Too Much Self-Esteem Is Unhealthy
“Pufferfishsyndrome” is a word to describe someone who has too much self-esteem. Someone with “Pufferfishsyndrome” has an overinflated opinion of themselves. In their eyes, they can do no wrong. They talk about themselves all the time, do not care for the feelings of others. Often they have been told for much of their lives they are great and have had little to challenge this belief. Their parents, the school system, and others have told them everything they have wanted to hear, all in the name of self-esteem.
Too much self-esteem is just as deadly as too little. Too much self-esteem can lead to narcissism. Sadly, we are creating an entire generation of narcissists due to the pollution of too much self-esteem. Self-esteem is a balance of knowing personal strengths and weaknesses. Avoiding weaknesses due to bad feelings lead to “Pufferfishsyndrome.”
So, What Is The Solution?
The solution is to become more honest with your child and yourself. You need to know your strengths, weaknesses, and overall limitations. Admitting them is the first step is becoming a better person. What are you good at? What are you not? What goals do you have for the future? What are you doing to meet these goals? These are questions you need to ask yourself before you ask your child. Being honest with your child about your own strengths and limitations helps you discuss theirs.

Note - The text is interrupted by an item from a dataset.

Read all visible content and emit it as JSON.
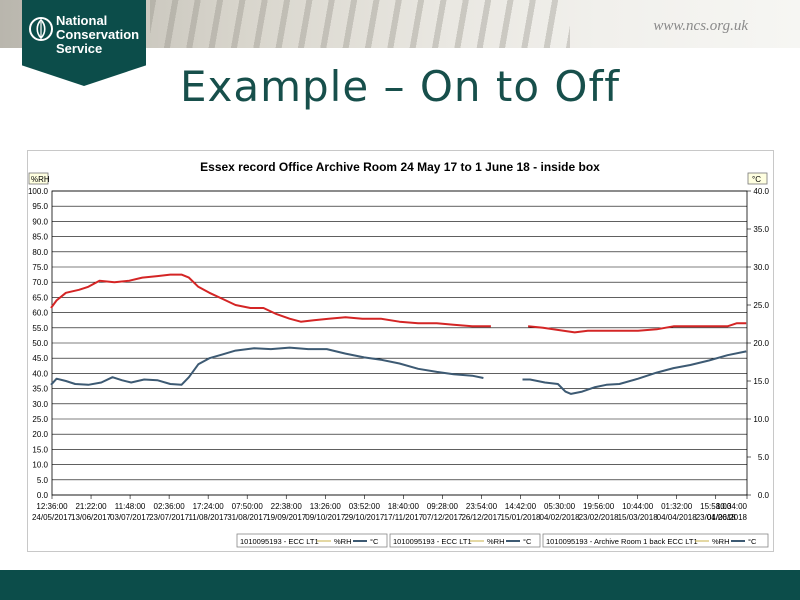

Next, talk to your child and ask them about their goals. Ask them why they want them, and how they think to achieve them. If their goal is unrealistic, express your concerns, and ask them how they will overcome the limitation. Discussing alternatives to any goal is prudent, as sometimes life will get in the way.
Being a successful parent comes down to communication with your child. You have to talk to your child as often as possible about themselves, life, and the future. Talk to your child, and be honest with them, as they deserve no less.